The same applies to 1 and -1 since there cannot be 2 right angles in a triangle :).

then, later:

the range breast

it is not (-1, 1) but rather: (-1, 0) and (0, 1)

the domain (sine entries) are:

everybody x in real numbers |

x% π! = 0 # <- otherwise, get a ratio of 0 that is impossible

x% π / 2! = 0 # <- otherwise, get a ratio of 1 that is impossible

x% 2π / 3%! = 0 # <- otherwise, get a ratio of -1 that is impossible

The chart should look like this, with the points excluded from the chart:

sine (x)


My question is: why my thinking is wrong?

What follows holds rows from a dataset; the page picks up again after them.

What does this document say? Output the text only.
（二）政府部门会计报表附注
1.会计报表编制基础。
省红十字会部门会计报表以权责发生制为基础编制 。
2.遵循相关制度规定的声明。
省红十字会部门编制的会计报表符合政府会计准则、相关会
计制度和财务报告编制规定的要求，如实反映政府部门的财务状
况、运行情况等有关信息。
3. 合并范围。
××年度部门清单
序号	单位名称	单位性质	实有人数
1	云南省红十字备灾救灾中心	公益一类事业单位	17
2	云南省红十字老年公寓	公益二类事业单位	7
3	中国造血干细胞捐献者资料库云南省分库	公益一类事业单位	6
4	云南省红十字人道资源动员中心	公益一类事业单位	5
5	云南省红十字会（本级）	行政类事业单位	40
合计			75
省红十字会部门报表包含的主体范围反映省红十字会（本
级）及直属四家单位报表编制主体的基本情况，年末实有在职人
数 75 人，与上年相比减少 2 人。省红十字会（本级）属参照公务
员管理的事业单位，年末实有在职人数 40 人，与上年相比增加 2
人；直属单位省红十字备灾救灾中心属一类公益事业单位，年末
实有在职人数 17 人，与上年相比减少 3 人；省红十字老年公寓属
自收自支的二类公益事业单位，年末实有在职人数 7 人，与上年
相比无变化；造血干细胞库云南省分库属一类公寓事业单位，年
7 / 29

Otherwise, all those fancy things like Euler's identity won't work for π, for example

e ^ (iπ) = cos (π) + isin (π)

it would mean that:

e ^ (iπ) = undefined + i * undefined

which makes no sense.

Are all those -1, 0, 1 values just a little helper crutches to keep us going so the math will "somehow" work?


  • the same applies to the cosine function, of course
    ** sorry for some awkward notations, I'm degenerated by programming

dnd 5e – Mounting size calculations

First of all: Triceratops is a huge, not medium beast (MM 80).

If it was actually Medium, then only Small and Small creatures could ride it. PHB 198:

A willing creature that is at least one size larger that you and that have a proper anatomy can serve as a mount

A rider and his mount are still considered different creatures and retain their statistics, including size.